One article I found was an essay written by Douglas Baker
titled “English Language Arts, Basketball, and Poetry Collide”. The title was
certainly something that gained my interest, and linked into one of my
questions pertaining how teachers could link poetry to other subjects and
topics that many students would find relevant. While the article mostly focuses
on how basketball and poetry worked in accordance with his teaching strategies,
and not necessarily how they linked to the students, it was a starting point.
He claimed that the different environments were all like different communities,
“each with its own discourse and ‘literate’ practices, or common knowledge that
students…constructed with me and learned in order to participate within the
particular group.”
Baker was able to ascertain differences and similarities
between the poetry club and the basketball team that related to his classroom. “For
example,” he writes, “basketball players developed incrementally and were not
formally assessed as a team…using that knowledge as a metaphor for assessing
students as readers and writers in the classroom, I developed expectations…that
encouraged…slower changes necessary to achieve particular goals”.

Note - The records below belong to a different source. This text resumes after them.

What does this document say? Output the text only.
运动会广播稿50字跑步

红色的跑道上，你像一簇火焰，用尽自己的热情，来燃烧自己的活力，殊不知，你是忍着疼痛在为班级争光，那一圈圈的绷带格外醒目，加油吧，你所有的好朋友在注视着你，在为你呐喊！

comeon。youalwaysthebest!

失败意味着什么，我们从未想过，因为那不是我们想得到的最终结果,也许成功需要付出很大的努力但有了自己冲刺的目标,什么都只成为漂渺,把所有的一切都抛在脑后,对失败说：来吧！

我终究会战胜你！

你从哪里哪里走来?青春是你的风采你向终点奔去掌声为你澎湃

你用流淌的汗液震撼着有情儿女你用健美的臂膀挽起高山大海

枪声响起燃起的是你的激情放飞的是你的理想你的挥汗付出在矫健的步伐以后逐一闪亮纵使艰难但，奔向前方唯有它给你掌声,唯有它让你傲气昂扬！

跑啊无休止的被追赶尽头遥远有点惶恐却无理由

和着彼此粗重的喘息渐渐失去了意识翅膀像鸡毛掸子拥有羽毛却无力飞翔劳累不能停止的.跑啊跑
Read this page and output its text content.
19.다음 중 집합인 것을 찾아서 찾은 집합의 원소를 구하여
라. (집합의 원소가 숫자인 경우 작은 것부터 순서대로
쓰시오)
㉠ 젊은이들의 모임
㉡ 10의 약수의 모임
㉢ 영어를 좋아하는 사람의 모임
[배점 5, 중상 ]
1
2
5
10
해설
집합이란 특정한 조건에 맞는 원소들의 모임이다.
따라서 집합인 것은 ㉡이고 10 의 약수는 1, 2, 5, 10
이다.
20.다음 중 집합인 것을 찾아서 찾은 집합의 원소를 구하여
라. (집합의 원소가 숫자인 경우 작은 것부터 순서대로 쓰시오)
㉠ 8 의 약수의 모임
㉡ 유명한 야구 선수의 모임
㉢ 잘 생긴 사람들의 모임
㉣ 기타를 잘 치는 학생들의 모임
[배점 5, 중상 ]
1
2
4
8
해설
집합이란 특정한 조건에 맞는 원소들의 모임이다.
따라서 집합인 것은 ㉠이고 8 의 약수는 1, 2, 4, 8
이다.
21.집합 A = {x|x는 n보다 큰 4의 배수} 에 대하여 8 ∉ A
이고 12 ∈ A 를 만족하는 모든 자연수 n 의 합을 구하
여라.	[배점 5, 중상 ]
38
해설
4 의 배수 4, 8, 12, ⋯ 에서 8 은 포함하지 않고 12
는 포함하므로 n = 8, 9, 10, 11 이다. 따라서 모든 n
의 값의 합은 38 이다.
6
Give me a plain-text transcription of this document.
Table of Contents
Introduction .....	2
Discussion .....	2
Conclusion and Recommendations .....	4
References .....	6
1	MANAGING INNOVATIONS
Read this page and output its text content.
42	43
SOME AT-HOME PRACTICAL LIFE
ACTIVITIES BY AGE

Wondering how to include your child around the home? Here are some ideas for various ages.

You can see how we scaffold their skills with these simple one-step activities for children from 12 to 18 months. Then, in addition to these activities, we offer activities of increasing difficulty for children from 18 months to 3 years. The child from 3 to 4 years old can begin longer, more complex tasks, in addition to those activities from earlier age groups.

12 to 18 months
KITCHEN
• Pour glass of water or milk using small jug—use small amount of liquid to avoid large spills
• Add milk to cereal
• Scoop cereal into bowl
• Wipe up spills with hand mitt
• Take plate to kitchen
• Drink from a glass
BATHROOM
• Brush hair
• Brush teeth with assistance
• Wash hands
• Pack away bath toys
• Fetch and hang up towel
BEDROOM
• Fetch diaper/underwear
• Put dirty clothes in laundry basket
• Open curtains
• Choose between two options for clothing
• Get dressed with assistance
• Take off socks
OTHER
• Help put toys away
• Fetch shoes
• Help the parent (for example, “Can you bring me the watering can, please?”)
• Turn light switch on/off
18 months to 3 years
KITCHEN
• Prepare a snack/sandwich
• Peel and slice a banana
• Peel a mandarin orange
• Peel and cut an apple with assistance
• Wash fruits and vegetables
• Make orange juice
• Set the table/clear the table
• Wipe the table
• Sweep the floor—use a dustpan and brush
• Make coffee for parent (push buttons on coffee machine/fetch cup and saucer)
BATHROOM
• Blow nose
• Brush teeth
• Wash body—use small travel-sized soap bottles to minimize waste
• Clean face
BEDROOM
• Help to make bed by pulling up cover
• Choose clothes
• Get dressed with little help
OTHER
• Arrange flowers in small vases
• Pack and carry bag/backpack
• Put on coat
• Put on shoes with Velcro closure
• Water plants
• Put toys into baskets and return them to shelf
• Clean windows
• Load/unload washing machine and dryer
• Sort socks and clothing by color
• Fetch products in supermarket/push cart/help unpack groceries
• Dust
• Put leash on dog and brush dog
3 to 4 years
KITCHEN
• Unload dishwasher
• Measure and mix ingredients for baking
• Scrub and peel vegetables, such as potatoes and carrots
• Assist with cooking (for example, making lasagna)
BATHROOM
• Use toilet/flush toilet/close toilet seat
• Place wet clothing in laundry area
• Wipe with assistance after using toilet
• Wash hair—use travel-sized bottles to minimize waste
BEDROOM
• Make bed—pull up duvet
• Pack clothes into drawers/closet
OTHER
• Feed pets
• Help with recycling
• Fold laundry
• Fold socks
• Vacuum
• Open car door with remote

If I could find some acceptable data to support my
reasoning, that poetry alone can have similar goals in a classroom, much as
Baker discovered, I will be able to push this snowball downhill. For now, this
is a steep struggle to find applicable data and sort out through the clutter.
I did find another article, though it revolved around
elementary education and not secondary education. Still, it was closer to my topic than
the previous one. In Lori G. Wilfong’s article “Building Word Fluency,
Word-recognition Ability, and Confidence in Struggling Readers: The Poetry Academy”,
Wilfong noticed that many of her students (about half) were significantly
below their reading levels. She founded/created an intervention at the school
she worked at known as the Poetry Academy, similar to another intervention known
as “Fast Start”. She got the idea from the fifth Harry Potter book.
A brief paragraph in her article describes how the program works.
The student would take the poem
home and read it aloud to as many people as possible, gathering sig natures
from listeners to verify the reading. The following week's session would start
with the student reading the poem one more time to the volunteer to demonstrate
mastery of the poem. The volunteer would then introduce another poem, and the
cycle would repeat. Figure 1 demonstrates the Poetry Academy cycle.
I felt this article would act as a nice transition into my ultimate
question “How
can song writing, poetry, and/or spoken word be used in a classroom?” Before
conducting any research, I actually developed an idea similar to this, explaining
how teachers could use poetry to explain essential reading and writing
strategies since most poetry is short sweet and simple. I could use this
article to back up my initial thoughts and tie them into further research. I
may want to look up more information about this Poetry Academy.
As I continue my research, I find more and more
voices about the uses of poetry and finding that there are many who do use
poetry, more than I initially realized. I am curious to explore further.